Child deaths not stemmed by UN

Nov 12, 2012 | News

By Alex Lambert

A World Vision Report released Monday highlights the United Nations’s failure to meet the deadline for its Millennium Development Goal, a plan with the objective of reducing child deaths by two thirds by 2015.

The report, released on World Pneumonia Day, states that of the six main killers of children under the age of five, pneumonia is still the leader, responsible for the deaths of one million children per year.

Other major killers of children mentioned in the report are preterm complications, newborn infections, birth complications, diarrhea and malaria.

Collectively, these afflictions are responsible for a yearly total of 4.4 million deaths of children under the age of five.

Source: World Vision INFOGRAPHIC BY ALEX LAMBERT

“One of the things that is important to realize is that people dying from pneumonia is really a symptom of poverty,” World Vision senior policy advisor Sheri Arnott told Humber News.

She said that impoverished areas deal with a number of factors that cause pneumonia to be such a common killer.

“It’s a combination of all the things that keep poor children unhealthy,” Arnott said.

She said people in these areas already typically have poor health, low nutrition, little or no education, and inadequate access to health services, sanitation and clean water.

Arnott said that in India, for instance, “their national health system is poorly resourced, and it doesn’t reach the poorest communities, which is where those deaths are concentrated.”

She said there are two main reasons that the UN won’t meet its goal until 2030.

First, she said that the economic constraints of the last recession slowed progress.

“That had an impact on the ability of (developed) countries to meet those targets,” Arnott said.

Secondly, Arnott said more political will is needed to combat these deaths meaning countries like India and China that have the resources to reach these goals don’t put enough focus on these issues. Arnott said countries like this need to make the goal of reducing child mortality a “national level priority” and utilize “sufficient national budget resources” to deal with the problem.

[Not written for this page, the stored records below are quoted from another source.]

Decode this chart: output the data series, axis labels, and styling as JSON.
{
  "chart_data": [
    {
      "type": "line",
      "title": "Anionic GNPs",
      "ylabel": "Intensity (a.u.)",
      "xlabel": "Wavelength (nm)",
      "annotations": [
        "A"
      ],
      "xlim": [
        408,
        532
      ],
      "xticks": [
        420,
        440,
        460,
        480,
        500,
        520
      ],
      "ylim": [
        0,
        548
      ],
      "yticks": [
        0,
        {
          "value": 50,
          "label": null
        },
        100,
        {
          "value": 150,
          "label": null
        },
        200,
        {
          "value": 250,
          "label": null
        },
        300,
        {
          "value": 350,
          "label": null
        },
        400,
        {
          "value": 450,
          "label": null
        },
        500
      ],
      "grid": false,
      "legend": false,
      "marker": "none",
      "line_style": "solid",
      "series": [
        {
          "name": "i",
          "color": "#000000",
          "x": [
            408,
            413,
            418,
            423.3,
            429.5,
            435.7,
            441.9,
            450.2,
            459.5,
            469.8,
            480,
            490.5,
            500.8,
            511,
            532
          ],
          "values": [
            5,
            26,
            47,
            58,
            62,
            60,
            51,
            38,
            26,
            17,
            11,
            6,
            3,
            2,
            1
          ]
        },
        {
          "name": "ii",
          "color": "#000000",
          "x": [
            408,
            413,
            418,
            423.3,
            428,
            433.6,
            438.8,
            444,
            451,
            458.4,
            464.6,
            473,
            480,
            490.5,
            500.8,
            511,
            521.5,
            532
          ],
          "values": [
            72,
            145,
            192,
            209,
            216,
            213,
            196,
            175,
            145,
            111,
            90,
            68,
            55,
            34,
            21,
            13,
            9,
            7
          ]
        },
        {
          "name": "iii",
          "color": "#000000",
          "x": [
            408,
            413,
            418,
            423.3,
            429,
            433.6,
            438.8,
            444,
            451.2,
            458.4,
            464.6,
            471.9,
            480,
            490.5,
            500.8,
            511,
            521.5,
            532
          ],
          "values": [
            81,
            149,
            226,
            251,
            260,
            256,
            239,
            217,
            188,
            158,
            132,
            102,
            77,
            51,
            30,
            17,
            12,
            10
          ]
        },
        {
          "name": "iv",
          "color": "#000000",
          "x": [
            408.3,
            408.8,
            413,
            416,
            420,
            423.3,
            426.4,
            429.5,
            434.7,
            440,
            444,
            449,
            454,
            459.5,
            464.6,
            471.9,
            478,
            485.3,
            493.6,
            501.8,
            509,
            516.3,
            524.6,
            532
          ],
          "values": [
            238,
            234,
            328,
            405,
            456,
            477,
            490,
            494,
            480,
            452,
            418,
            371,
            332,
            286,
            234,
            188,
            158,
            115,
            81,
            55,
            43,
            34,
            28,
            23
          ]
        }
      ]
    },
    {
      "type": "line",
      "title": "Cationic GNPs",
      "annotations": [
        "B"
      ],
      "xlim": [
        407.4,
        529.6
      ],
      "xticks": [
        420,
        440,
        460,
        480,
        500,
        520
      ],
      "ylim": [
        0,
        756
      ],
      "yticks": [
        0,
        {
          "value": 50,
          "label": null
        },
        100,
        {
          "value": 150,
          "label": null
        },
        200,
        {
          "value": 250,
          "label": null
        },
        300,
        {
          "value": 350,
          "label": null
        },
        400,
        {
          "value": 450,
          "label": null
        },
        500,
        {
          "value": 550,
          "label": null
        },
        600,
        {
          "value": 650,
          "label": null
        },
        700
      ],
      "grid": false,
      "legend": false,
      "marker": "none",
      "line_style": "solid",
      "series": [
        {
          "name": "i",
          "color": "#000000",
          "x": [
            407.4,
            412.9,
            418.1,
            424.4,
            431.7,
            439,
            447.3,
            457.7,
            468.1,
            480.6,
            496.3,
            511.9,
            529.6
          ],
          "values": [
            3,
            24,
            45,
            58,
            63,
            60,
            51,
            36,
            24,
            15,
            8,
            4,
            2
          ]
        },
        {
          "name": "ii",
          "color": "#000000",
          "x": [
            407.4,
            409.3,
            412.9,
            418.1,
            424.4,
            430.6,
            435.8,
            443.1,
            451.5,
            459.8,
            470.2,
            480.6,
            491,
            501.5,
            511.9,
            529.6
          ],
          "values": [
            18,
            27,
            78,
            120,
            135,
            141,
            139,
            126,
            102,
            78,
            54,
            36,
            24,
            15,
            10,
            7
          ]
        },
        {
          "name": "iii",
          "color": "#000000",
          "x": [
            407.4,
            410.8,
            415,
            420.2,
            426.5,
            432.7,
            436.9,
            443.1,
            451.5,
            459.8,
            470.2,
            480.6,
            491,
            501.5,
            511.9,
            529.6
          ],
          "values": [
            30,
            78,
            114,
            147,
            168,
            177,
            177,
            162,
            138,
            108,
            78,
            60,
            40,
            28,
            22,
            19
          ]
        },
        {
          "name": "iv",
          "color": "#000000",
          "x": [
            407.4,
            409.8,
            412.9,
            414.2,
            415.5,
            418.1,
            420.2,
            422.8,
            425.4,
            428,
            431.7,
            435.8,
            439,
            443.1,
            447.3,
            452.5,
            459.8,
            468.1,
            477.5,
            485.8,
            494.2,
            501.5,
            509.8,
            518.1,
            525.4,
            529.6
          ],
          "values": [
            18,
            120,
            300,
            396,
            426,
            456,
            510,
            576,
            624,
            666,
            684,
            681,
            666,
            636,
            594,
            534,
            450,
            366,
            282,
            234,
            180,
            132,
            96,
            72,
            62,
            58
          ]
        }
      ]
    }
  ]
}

She pointed out the progress that’s already been made on this issue during previous decades, citing a 42 per cent reduction in preventable child deaths since 1990.

“On the one hand, that’s something to celebrate. There has been global action,” Arnott said. “We’ve made some good progress but we need to really put the push on to make even more progress,” she said.

Some of the worst affected areas outlined in the report include India, Pakistan, Nigeria, the Democratic Republic of the Congo, China and Afghanistan.